A female astronaut with a Jewish father who fought in Israel’s War of Independence has said she will be taking an Israeli flag with her to the International Space Station later this year.
Jessica Meir, who has joint US-Swedish citizenship, will be co-piloting a Soyuz spacecraft launching from Kazakhstan in September, just a few days before Rosh Hashana.
The mission, which is due to take six months, will see the three-person crew performing a range of different experiments aboard the ISS to test the effects of space on humans.
Ms Meir, 41, whose father was Jewish and mother was Christian, told JTA that she had grown up identifying as Jewish and had attended a synagogue in Maine, near where they lived.
“Personally I’m not really a religious person,” she said, “but I think that my Jewish cultural background is obviously a big part of my culture and especially traditions.”

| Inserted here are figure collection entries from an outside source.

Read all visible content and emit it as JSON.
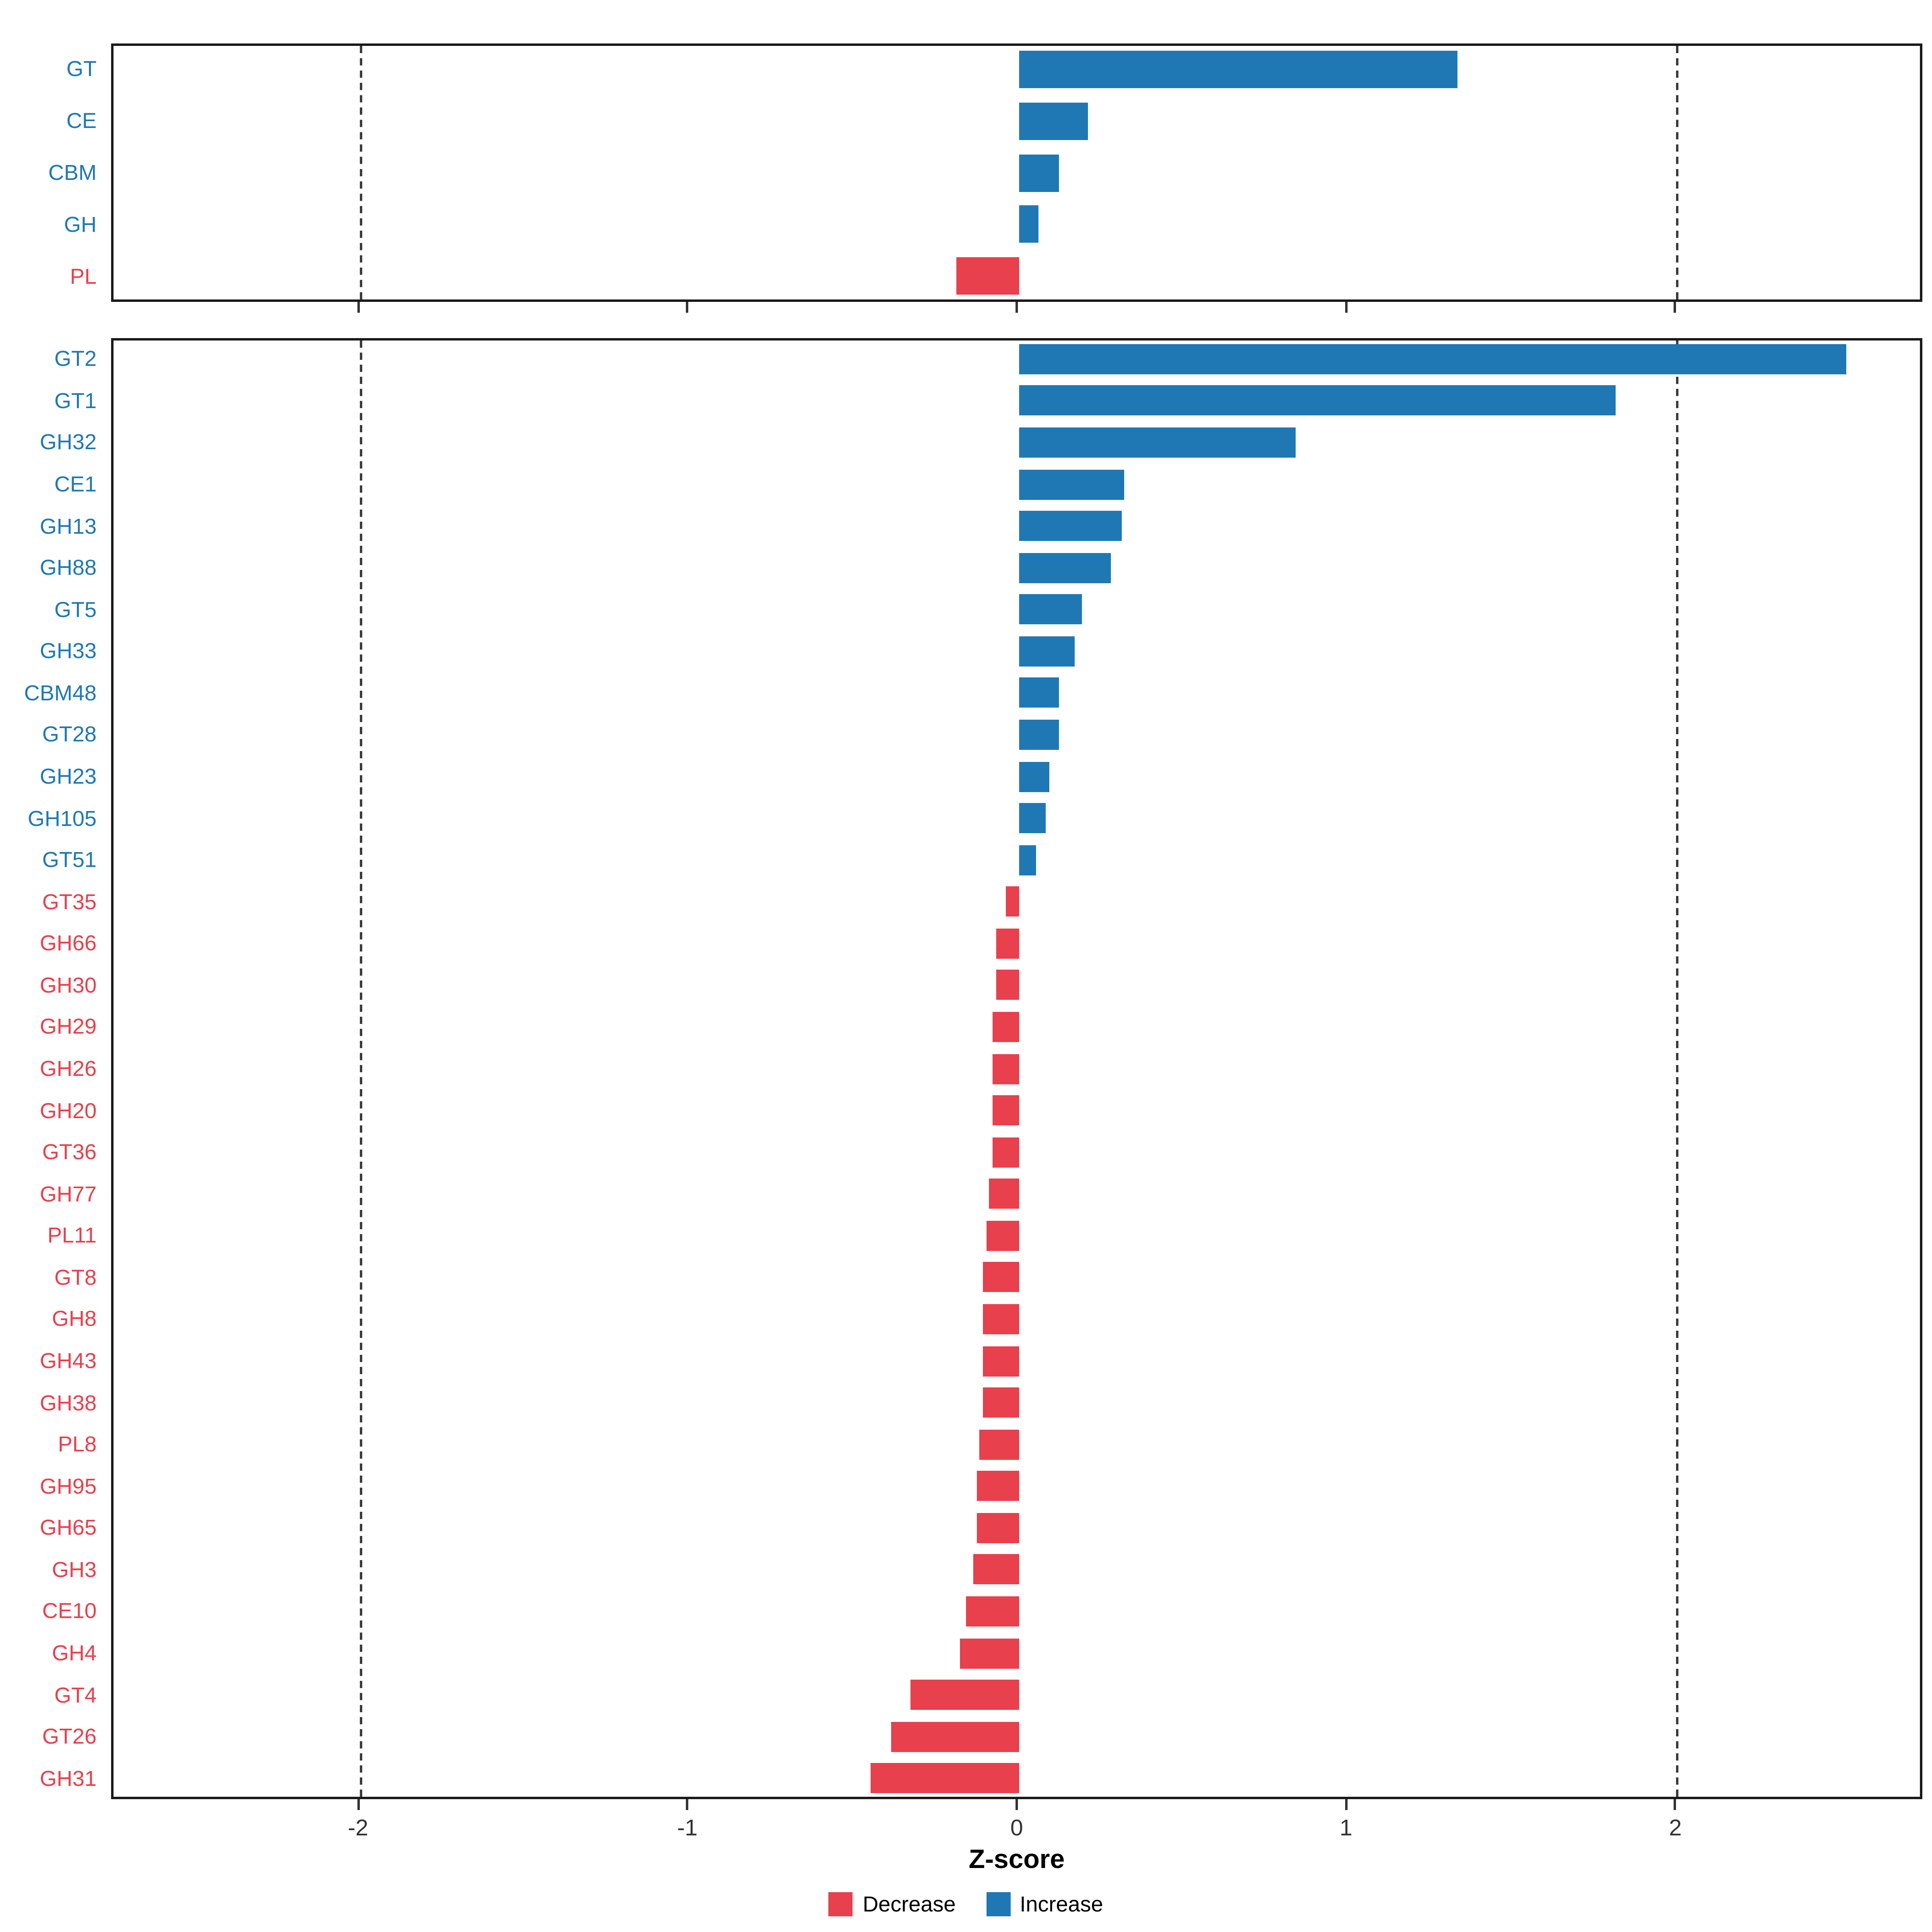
{
  "figure": {
    "xlabel": "Z-score",
    "x_ticks": [
      "-2",
      "-1",
      "0",
      "1",
      "2"
    ],
    "x_tick_values": [
      -2,
      -1,
      0,
      1,
      2
    ],
    "xlim": [
      -2.75,
      2.75
    ],
    "dashed_lines": [
      -2,
      2
    ],
    "colors": {
      "increase": "#1f78b4",
      "decrease": "#e8404d",
      "panel_border": "#1a1a1a",
      "guide": "#3c3c3c"
    },
    "legend": [
      {
        "label": "Decrease",
        "key": "decrease"
      },
      {
        "label": "Increase",
        "key": "increase"
      }
    ]
  },
  "chart_data": [
    {
      "type": "bar",
      "orientation": "horizontal",
      "panel": "top",
      "title": "",
      "xlabel": "Z-score",
      "ylabel": "",
      "xlim": [
        -2.75,
        2.75
      ],
      "categories": [
        "GT",
        "CE",
        "CBM",
        "GH",
        "PL"
      ],
      "values": [
        1.33,
        0.21,
        0.12,
        0.06,
        -0.19
      ]
    },
    {
      "type": "bar",
      "orientation": "horizontal",
      "panel": "bottom",
      "title": "",
      "xlabel": "Z-score",
      "ylabel": "",
      "xlim": [
        -2.75,
        2.75
      ],
      "categories": [
        "GT2",
        "GT1",
        "GH32",
        "CE1",
        "GH13",
        "GH88",
        "GT5",
        "GH33",
        "CBM48",
        "GT28",
        "GH23",
        "GH105",
        "GT51",
        "GT35",
        "GH66",
        "GH30",
        "GH29",
        "GH26",
        "GH20",
        "GT36",
        "GH77",
        "PL11",
        "GT8",
        "GH8",
        "GH43",
        "GH38",
        "PL8",
        "GH95",
        "GH65",
        "GH3",
        "CE10",
        "GH4",
        "GT4",
        "GT26",
        "GH31"
      ],
      "values": [
        2.51,
        1.81,
        0.84,
        0.32,
        0.31,
        0.28,
        0.19,
        0.17,
        0.12,
        0.12,
        0.09,
        0.08,
        0.05,
        -0.04,
        -0.07,
        -0.07,
        -0.08,
        -0.08,
        -0.08,
        -0.08,
        -0.09,
        -0.1,
        -0.11,
        -0.11,
        -0.11,
        -0.11,
        -0.12,
        -0.13,
        -0.13,
        -0.14,
        -0.16,
        -0.18,
        -0.33,
        -0.39,
        -0.45
      ]
    }
  ]
}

Reuven Rivlin, the President of Israel, responded to the news of Ms Meir’s decision to include an Israeli flag in her luggage by thanking her “for taking us with you on your journey to outer space”, and telling her that “we are so proud of you!”
Jessica, thank you for taking us with you on your journey to outer space. We are so proud of you! @Astro_Jessica @NASA pic.twitter.com/lqHSaesjYK
— Reuven Rivlin (@PresidentRuvi) May 12, 2019
Ms Meir’s father was born in Iraq to a Jewish family which emigrated to the what was then known as British Mandate Palestine, prior to 1948.
After fighting in Israel’s war of independence, he studied to become a doctor, before moving to Sweden and marrying Ms Meir’s mother.
The astronaut said she had wanted to go into space since the age of five, and had tried to enrol in NASA’s space shuttle programme a number of times before being accepted in 2013.
She will become the fourth Jewish woman and fifteenth Jewish person to go into space.